ユアサが擬態する架空の画家・ユアサヱボシ(1924−1987)は戦争を生きた世代に属しますが、重度のヘルニアのため出征はせず、疎開先で物資の欠乏に耐えながら日々を過ごしたという設定です。直接的な従軍経験こそなかったものの、ヱボシは時代の只中で「戦争」という現実に晒されていました。当時の多くの人々と同じように、時に勝利の報に安堵し、時に敵国を憎む感情を抱いたことでしょう。そうして時代の空気に流されながらも、ただ絵筆を握り続けました。その絵には、個人の思想や信条を超えて、「時代の感情」が静かに刻まれています。

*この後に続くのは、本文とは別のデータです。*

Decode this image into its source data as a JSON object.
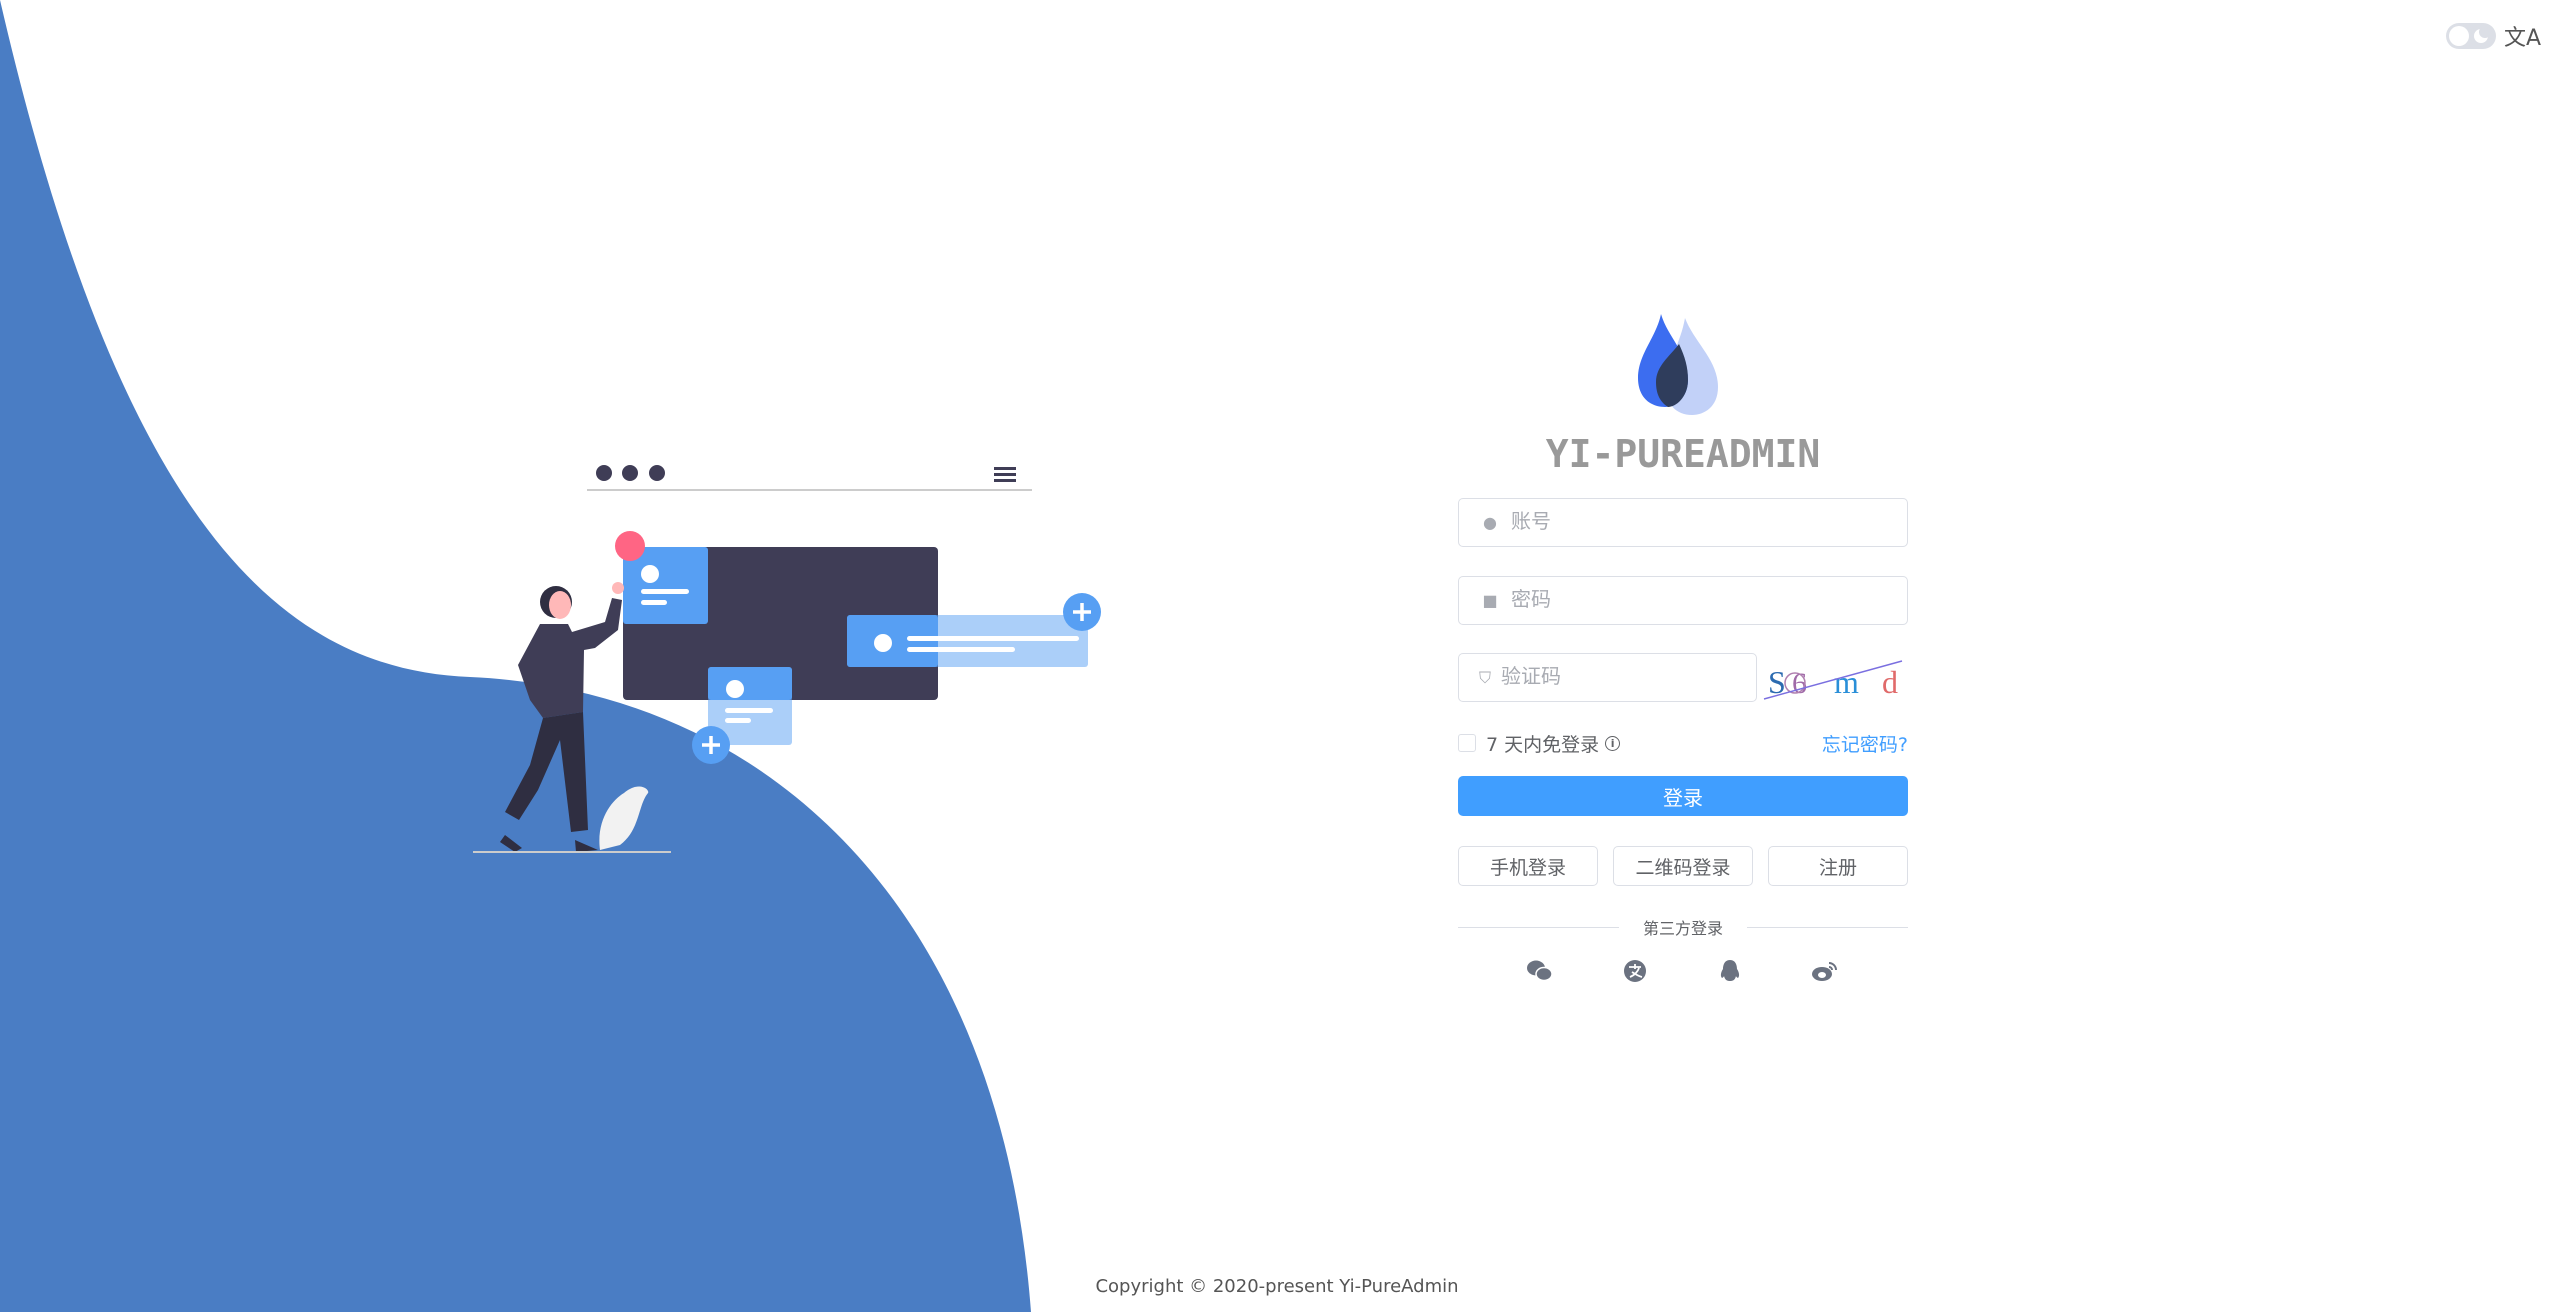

本展では、そんなヱボシが残したとされる「戦争」にまつわる絵画を10点展示いたします。うち3点は、2025年に金沢21世紀美術館で開催されたグループ展「積層する時間:この世界を描くこと」で発表したもので、ほか7点は本展のために描き下ろした新作です。
にけ
新作が多数。ギャラリーの方々が親切で、素朴な疑問にも丁寧に答えてくださいました。感謝です。 東京都現代美術館のコレクション展も合わせて観てみてください。14時からのガイドツアーに参加すると詳しい説明が聞けます。こちらもエボシワールドにはまれます。